The court found the only claim viable was the claim for negligence against the auditors but nevertheless refused to grant leave because it was not articulated. The court described the state of the pleadings as intolerable, particularly as the two volume pleadings was drawn from a relatively small sample of documents not including minutes of meetings and from what that sample was said not to contain. It cannot be inferred from such a sample that the fact that actions were not disclosed means those actions were not taken.
This same criticism was made in the earlier motion, where it was noted that “an allegation that something was not done accompanied by a particular to the effect that there is no record that it was done appeared more than 400 times in the proposed pleading”. The court in the earlier motion cautioned that “a plaintiff can not win a case where it is alleged that something did not happen merely by proving that he knew of nothing which would indicate that it had” and this seems not to have been heeded.
The court did acknowledge the difficulty in getting the documentation from the liquidators of the former responsible entity because their solicitors said that they would need to consider which documents were the funds and which documents were the former trustee’s and that exercise would cost around $2m because of the very large number of documents. Only the physical documents were produced and that comprised a very small sample of the universe of available documents and did not include minutes of meetings. These omissions rendered the sample forensically useless.
Discontinuance against an employee of the responsible entity
The case against the employee was for breach of duty under section 601FE of the Corporations law in making improper use of his position to gain an advantage, by representing to members the it was in their interests to subscribe for new units and not redeem their existing units.
Discontinuance is permitted if it represents “a fair and reasonable compromise” and “has been undertaken in the interests of the group members as a whole, and not just in the interests of the applicant and the respondent”.
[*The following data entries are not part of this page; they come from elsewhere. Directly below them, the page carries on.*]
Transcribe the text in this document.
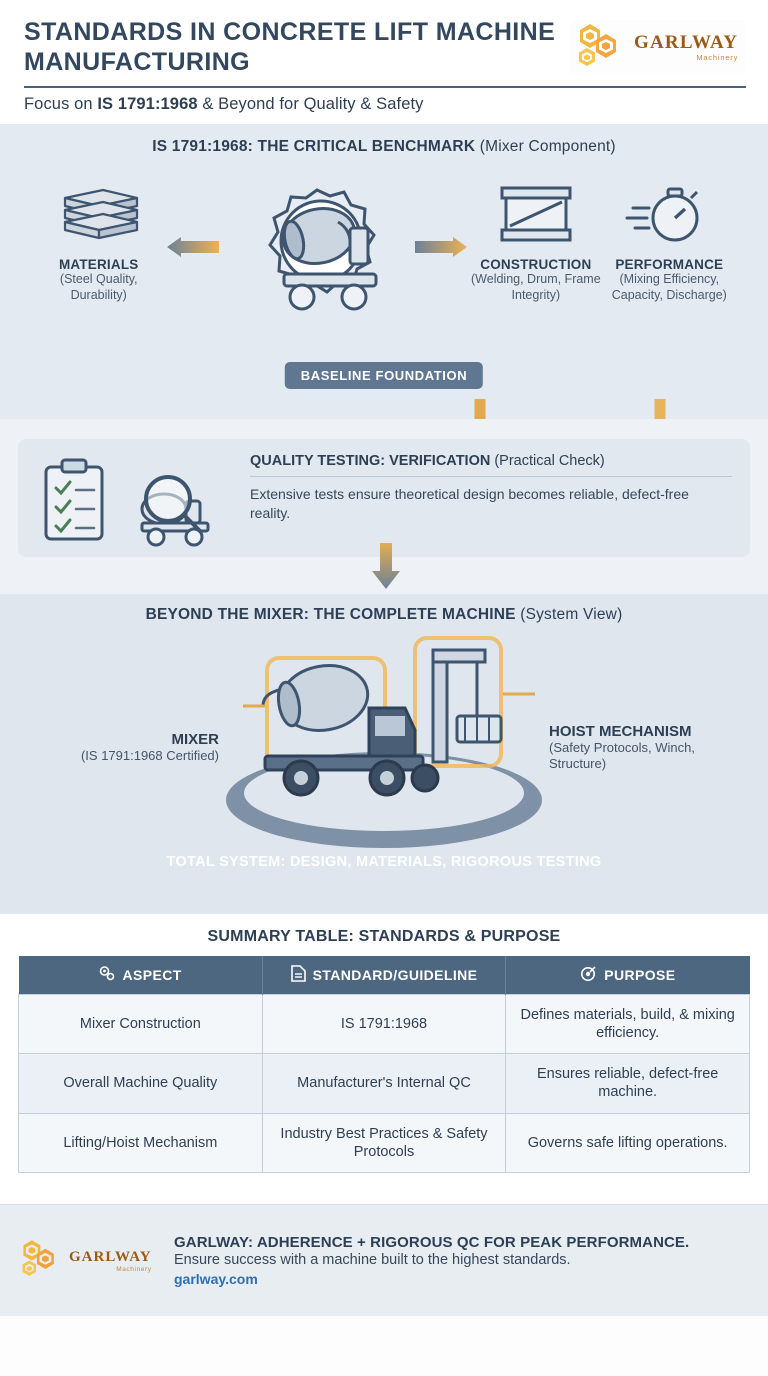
STANDARDS IN CONCRETE LIFT MACHINE MANUFACTURING
Focus on IS 1791:1968 & Beyond for Quality & Safety
GARLWAY
Machinery
IS 1791:1968: THE CRITICAL BENCHMARK (Mixer Component)
MATERIALS
(Steel Quality, Durability)
CONSTRUCTION
(Welding, Drum, Frame Integrity)
PERFORMANCE
(Mixing Efficiency, Capacity, Discharge)
BASELINE FOUNDATION
QUALITY TESTING: VERIFICATION (Practical Check)
Extensive tests ensure theoretical design becomes reliable, defect-free reality.
BEYOND THE MIXER: THE COMPLETE MACHINE (System View)
MIXER
(IS 1791:1968 Certified)
HOIST MECHANISM
(Safety Protocols, Winch, Structure)
TOTAL SYSTEM: DESIGN, MATERIALS, RIGOROUS TESTING
SUMMARY TABLE: STANDARDS & PURPOSE
ASPECT	STANDARD/GUIDELINE	PURPOSE

Mixer Construction	IS 1791:1968	Defines materials, build, & mixing efficiency.
Overall Machine Quality	Manufacturer's Internal QC	Ensures reliable, defect-free machine.
Lifting/Hoist Mechanism	Industry Best Practices & Safety Protocols	Governs safe lifting operations.
GARLWAY
Machinery
GARLWAY: ADHERENCE + RIGOROUS QC FOR PEAK PERFORMANCE.
Ensure success with a machine built to the highest standards.
garlway.com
The court refused to grant leave because:
- it could not say whether the case against the employee was strong or weak;
- the case against the employee could be established independently of any wrongful conduct of the directors;
- the employee’s assets or insurance might be useful if the directors have insufficient assets or insurance to meet any claim; and
- the court cannot proceed on the basis that the case is frivolous because it is assumed that grave allegations of misconduct are pleaded on the basis of facts known to the pleaders.
The court refused to grant leave for the proposed pleadings and made a number of criticisms about the way in which the pleadings were drawn. The court described them as intolerable, too long (bordering on abuse of the court’s processes) and drawn from an inadequate sample. The court imposed a 50 page limit on any further attempts to replead.
The court declined to order summary dismissal in the absence of a formal application but that is clearly the next step in the proceedings.